Он рассказал о женщине на станции, которой дал бумажного журавля, о письме, которое написал Нике, о том, как собирался умереть под колесами машины. Рассказал, как молча смотрел на убийство на парковке и ничего не мог сделать. Рассказал, как позволил Виктору следовать своим желаниям сегодня днем, пропуская их через себя, усиливая и извращая еще больше, а потом возвращая обратно.
— Я дал ему что он хотел. А потом еще раз. И еще, пока сознание не начало отторгать… понимаешь? Я не мог ему запретить. И не был уверен, что у этого… вообще есть дно. Что у его жестокости… есть предел. Но мы его нашли — я почти уверен, что он тебя не тронет. Даже если отдать ключ.
— Девушка из театра… — неуверенно начала Ника.
— Я не успел, — горько ответил Мартин. — Не смог, он тогда уже себя не контролировал, к тому же был на свободе, а не пристегнут…
— Мне так жаль…
— А как мне жаль, — тихо сказал он, не мигая глядя в черноту проема. — Как мне жаль…

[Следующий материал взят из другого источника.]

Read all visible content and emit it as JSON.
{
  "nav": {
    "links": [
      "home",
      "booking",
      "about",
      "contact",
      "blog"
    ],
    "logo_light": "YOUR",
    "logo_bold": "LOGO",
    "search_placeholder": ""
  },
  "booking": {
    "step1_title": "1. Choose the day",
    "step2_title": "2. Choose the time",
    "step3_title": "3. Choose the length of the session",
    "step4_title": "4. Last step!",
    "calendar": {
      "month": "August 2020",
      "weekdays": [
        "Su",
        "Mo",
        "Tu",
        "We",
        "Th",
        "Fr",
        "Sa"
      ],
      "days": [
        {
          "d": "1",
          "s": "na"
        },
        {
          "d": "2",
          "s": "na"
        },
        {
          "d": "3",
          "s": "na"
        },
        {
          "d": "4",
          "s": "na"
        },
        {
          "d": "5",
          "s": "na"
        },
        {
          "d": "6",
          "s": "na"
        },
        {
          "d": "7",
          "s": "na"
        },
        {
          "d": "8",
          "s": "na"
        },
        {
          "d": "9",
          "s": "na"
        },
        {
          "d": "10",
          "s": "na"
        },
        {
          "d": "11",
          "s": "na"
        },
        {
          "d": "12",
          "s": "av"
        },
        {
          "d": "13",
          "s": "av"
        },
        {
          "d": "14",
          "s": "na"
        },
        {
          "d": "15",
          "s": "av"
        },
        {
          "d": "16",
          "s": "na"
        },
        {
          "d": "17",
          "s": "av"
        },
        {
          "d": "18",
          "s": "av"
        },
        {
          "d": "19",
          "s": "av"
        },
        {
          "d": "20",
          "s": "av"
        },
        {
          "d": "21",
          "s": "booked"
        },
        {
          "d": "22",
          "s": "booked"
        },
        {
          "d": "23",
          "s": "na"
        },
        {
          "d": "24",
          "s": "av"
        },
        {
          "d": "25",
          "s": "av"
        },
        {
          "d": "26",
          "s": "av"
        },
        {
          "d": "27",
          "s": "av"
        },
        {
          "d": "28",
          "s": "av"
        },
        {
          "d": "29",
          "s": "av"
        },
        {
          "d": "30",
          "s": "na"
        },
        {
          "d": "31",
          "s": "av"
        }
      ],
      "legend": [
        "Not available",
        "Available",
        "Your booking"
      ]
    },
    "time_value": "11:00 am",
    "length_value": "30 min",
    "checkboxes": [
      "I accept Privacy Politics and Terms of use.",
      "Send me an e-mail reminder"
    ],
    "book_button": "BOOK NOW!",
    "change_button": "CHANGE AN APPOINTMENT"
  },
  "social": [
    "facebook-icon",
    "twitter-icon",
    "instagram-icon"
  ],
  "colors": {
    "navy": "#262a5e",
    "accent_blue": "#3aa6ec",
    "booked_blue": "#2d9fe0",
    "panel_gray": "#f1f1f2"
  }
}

Комок в горле немного ослаб, но остался тяжелым, липким и тугим. Вся ложь осталась с ним, и Мартин с тоской подумал, что правду говорить действительно легко и приятно. Если бы он только мог не говорить ничего, кроме нее. Вернуть то время, когда… когда лгать не приходилось?
«Ничего не будет», — первые слова, которые он сказал маленькому Вику. Он видел ребенка, напуганного темнотой коридора и легко пообещал, что там не таится никаких монстров. «Ничего не будет».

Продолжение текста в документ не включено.